The Dynamo finished with 435 passes, and Dallas 449. Houston’s season average is 362, and Dallas’s is 386. Look at the passing map with every player’s distribution and you’ll barely see any green in the defensive half and midfield. That was the way FCD slowed the game down: condense every possible distribution lane, sit deep, play conservative, and force Houston to pass their way from back to front. If not for the one error by Hedges on a desperate, extremely low-percentage long ball from Adolpho Machado, Dallas would have clean sheeted the Dynamo.
Wilmer Cabrera, as has been his number one flaw this season, was not aggressive enough after scoring the goal, and Houston were all too content to let FCD implement their plan. As good as a manager as he’s been this season, he was thoroughly out-coached by his good friend and compatriot Pareja.

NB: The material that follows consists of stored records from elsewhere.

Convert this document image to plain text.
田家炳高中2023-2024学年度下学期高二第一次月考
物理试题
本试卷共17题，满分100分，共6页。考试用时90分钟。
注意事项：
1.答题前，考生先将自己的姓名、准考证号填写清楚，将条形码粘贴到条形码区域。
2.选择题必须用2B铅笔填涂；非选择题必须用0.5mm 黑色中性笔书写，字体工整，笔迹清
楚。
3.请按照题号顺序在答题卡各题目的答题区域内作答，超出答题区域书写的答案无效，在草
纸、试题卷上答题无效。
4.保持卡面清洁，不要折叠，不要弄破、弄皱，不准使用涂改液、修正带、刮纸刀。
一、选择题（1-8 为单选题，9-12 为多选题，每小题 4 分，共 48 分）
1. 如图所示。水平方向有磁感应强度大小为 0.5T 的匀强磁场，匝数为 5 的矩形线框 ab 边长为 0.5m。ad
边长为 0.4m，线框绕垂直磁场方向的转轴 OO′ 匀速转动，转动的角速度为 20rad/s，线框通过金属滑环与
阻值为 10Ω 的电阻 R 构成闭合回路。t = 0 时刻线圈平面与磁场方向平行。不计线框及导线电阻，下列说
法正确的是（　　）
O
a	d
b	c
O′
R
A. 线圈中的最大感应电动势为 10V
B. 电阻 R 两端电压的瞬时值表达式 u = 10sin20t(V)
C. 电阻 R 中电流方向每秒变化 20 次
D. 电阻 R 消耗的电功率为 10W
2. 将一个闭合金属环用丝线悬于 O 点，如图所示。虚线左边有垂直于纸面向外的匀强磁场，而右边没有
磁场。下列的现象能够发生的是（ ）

This draw — or loss, because for the Dynamo, it feels like one — illustrates again Houston’s inability to make anything from possession. A manager was always going to walk into BBVA knowing this weakness and exploit it, and that’s exactly what Pareja did. When forced to create their own space and break down an opposition, they struggle, and Cabrera appears unwilling to relent and become a bunker-and-counter team.
Going in, it’s possible that the Colombian and former Chivas USA manager realized that the Dynamo were going to have to pass their way through FC Dallas, and adjusted his lineup accordingly. Boniek Garcia, more adept in short passing situations and arguably more creative, started instead of Alex, a move that was incredibly risky from the beginning considering the Brazilian’s importance to this team.
While Boniek played well, the move backfired, because it did little to help create meaningful possession — I’d have started both of them as duel No. 8s, but it appears that Cabrera is set on Ricardo Clark.
And so the puzzle of how to overcome this team’s greatest weakness remains unsolved. Now that FC Dallas has figured out the Dynamo, the blueprint is public and free to use for every other MLS team tasked with getting a result in Houston. Expect the film of that game to be watched a lot by future Dynamo opponents, and then improved upon by clubs with different skillsets.
How Houston’s season plays out from here depends on Cabrera’s ability to recognize and adapt.